Metric $p := p(x,y)= \min(|x-y|, 1- |x-y|)$ $x,y \in [0,1)^2$. Prove metric space is compact.

Question

Help! I know that $X$ is Compact if every sequence in $X$ has a subsequence converging to a point in $X$. Also we have that $X$ is a bounded infinite subset in the real numbers.

I think it's quite a short proof, could anyone help please? Thank you!

Answer 1

Let $X=[0,1)$ with the given metric, and let $Y=[0,1]$ with the usual metric.
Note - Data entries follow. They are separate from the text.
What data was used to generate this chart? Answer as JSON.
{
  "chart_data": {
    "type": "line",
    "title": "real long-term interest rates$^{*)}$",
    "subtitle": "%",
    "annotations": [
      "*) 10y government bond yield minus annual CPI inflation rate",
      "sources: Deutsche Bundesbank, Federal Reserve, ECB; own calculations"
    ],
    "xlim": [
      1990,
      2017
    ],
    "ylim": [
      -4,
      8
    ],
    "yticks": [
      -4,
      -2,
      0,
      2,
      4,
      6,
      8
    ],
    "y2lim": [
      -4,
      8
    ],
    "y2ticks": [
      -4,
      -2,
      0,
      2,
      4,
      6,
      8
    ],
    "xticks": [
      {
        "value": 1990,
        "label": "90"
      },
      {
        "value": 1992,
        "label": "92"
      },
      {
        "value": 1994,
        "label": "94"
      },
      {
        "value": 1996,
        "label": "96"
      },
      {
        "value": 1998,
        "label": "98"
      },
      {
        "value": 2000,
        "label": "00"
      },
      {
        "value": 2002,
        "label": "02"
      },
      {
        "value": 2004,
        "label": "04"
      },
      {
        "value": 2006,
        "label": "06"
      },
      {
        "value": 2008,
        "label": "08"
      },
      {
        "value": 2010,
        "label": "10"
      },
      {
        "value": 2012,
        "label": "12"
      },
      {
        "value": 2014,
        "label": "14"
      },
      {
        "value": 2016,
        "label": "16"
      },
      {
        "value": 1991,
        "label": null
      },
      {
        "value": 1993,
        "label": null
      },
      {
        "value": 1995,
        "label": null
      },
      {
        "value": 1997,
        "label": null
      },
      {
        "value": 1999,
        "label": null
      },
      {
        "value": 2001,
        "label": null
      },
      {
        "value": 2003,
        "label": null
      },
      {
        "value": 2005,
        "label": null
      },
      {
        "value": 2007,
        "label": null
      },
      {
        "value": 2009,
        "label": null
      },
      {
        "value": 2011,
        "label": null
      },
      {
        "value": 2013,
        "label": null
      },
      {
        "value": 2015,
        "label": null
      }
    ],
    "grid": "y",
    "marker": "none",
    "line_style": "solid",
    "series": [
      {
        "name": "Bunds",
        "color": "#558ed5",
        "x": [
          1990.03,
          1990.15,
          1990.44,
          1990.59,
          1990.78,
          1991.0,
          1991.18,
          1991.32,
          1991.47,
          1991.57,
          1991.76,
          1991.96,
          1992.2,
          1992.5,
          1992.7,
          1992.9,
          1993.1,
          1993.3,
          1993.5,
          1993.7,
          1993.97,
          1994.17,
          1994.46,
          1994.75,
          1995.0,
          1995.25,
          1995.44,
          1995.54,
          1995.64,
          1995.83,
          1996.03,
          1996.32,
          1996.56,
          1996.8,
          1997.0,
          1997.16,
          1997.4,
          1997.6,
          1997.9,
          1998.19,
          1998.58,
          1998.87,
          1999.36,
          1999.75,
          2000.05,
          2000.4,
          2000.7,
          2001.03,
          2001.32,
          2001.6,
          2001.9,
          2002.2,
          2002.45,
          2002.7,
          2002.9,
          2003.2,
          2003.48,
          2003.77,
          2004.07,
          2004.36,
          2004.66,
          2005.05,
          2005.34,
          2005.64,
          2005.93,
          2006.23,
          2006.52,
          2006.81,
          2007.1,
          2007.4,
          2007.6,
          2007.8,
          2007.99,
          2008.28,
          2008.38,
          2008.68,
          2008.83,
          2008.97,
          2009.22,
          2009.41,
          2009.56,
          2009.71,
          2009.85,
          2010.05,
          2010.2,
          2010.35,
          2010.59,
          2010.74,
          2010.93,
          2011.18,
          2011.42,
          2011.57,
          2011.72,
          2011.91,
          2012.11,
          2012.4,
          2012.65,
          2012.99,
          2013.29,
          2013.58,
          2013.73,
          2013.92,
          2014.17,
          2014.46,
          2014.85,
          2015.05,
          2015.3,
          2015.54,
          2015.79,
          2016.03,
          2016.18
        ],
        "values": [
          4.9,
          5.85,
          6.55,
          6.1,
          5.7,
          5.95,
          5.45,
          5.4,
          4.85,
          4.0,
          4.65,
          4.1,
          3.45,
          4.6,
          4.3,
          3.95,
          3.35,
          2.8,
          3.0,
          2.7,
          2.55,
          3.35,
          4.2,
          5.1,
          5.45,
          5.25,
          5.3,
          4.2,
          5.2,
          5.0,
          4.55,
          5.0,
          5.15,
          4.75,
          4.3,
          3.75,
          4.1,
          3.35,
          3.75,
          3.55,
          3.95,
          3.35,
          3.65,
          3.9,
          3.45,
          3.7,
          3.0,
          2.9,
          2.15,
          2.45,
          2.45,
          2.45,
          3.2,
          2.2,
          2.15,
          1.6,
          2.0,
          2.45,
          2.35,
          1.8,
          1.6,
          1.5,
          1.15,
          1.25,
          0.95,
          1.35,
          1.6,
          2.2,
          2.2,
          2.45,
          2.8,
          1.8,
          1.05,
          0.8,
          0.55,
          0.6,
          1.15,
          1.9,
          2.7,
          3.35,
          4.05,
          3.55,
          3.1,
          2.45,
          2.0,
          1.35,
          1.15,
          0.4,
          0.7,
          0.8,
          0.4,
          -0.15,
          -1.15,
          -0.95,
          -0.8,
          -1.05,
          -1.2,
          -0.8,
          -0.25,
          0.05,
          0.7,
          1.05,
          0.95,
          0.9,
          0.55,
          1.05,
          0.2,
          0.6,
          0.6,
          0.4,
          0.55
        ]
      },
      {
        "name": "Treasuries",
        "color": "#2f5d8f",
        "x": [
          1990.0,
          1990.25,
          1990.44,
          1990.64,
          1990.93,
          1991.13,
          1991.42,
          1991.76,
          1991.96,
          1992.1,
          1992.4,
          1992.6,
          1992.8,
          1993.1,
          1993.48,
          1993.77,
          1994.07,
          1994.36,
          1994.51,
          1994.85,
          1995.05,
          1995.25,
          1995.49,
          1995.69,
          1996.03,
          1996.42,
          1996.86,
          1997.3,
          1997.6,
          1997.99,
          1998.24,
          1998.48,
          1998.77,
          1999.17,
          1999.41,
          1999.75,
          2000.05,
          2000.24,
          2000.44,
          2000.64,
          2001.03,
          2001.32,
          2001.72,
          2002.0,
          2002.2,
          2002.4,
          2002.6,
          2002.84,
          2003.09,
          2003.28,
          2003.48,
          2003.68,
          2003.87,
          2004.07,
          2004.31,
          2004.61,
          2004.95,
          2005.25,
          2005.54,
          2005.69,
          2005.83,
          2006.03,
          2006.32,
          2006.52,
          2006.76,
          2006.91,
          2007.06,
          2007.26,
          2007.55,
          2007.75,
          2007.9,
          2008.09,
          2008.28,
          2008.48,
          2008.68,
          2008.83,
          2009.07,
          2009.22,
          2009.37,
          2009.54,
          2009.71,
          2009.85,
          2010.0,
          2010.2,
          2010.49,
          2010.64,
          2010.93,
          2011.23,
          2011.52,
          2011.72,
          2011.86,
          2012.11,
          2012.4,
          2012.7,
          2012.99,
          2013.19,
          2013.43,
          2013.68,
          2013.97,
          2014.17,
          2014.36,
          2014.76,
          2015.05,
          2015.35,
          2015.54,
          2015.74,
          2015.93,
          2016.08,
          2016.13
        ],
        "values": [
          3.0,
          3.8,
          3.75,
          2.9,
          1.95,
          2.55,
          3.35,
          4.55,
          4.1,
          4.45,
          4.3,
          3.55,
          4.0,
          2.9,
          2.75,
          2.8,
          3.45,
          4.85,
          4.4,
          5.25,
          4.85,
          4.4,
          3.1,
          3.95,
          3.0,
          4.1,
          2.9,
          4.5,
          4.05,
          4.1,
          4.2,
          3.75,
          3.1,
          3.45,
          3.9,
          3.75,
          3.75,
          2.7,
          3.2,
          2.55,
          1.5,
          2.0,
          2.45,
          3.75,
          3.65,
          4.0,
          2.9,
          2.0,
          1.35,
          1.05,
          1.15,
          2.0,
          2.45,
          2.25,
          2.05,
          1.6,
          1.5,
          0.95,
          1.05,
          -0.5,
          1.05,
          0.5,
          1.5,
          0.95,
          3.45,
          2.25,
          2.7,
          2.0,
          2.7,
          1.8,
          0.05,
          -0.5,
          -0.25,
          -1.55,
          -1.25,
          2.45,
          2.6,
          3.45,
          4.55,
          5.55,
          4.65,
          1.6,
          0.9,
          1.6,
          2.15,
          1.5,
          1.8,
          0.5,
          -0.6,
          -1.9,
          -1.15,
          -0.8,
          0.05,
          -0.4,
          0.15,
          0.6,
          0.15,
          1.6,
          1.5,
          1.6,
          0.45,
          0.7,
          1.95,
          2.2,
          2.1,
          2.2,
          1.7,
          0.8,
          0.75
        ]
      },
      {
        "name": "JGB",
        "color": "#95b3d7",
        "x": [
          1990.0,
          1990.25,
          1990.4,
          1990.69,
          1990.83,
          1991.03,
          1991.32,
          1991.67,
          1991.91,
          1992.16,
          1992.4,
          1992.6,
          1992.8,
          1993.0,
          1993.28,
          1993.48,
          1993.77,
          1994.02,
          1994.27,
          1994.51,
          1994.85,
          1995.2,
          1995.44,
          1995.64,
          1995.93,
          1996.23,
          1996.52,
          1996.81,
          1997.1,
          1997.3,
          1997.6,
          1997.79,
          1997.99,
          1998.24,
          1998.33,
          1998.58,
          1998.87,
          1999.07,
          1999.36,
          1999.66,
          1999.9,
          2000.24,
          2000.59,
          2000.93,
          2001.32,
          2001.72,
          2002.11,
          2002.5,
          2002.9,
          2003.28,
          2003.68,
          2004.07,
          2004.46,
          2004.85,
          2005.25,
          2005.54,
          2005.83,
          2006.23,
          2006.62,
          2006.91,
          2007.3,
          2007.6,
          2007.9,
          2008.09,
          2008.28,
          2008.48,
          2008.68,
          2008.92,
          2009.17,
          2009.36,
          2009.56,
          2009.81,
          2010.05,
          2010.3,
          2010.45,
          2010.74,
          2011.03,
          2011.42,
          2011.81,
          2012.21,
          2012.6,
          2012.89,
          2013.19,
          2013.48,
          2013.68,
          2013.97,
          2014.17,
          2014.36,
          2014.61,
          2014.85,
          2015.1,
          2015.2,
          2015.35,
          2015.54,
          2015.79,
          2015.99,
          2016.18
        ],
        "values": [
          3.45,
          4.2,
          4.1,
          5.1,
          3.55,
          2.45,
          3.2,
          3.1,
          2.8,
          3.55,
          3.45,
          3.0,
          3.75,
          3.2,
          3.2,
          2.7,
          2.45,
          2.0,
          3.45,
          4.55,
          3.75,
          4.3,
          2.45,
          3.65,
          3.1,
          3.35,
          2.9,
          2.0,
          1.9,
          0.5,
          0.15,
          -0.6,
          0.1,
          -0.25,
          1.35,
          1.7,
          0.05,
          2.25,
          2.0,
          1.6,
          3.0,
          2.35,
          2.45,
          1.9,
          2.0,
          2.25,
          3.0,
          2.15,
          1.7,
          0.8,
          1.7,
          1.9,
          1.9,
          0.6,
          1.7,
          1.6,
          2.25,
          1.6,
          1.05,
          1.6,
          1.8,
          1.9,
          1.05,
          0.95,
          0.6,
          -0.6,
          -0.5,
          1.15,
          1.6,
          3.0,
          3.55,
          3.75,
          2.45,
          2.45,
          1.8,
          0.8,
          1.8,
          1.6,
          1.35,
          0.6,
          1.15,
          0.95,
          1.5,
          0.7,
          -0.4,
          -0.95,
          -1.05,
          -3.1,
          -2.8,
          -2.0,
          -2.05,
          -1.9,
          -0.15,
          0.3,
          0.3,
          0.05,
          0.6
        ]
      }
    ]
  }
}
If $(x_n)$ is a sequence in X, then it has a subsequence $x_{n_k}$ which converges to $a \in Y$ since Y is compact.

1) If $a\ne1$, then $x_{n_k}$ converges to $a$ in X since

$\;\;\;|x_{n_k}-a|<\epsilon\implies d(x_{n_k},a)=\min\{|x_{n_k}-a|, 1-|x_{n_k}-a|\}<\epsilon$.

2) If $a=1$, then $x_{n_k}$ converges to 0 in X since

$\;\;\;|x_{n_k}-1|<\epsilon\implies 1-x_{n_k}<\epsilon\implies d(x_{n_k},0)=\min\{x_{n_k},1-x_{n_k}\}<\epsilon$.

Therefore $(x_n)$ has a convergent subsequence in X, so X is compact.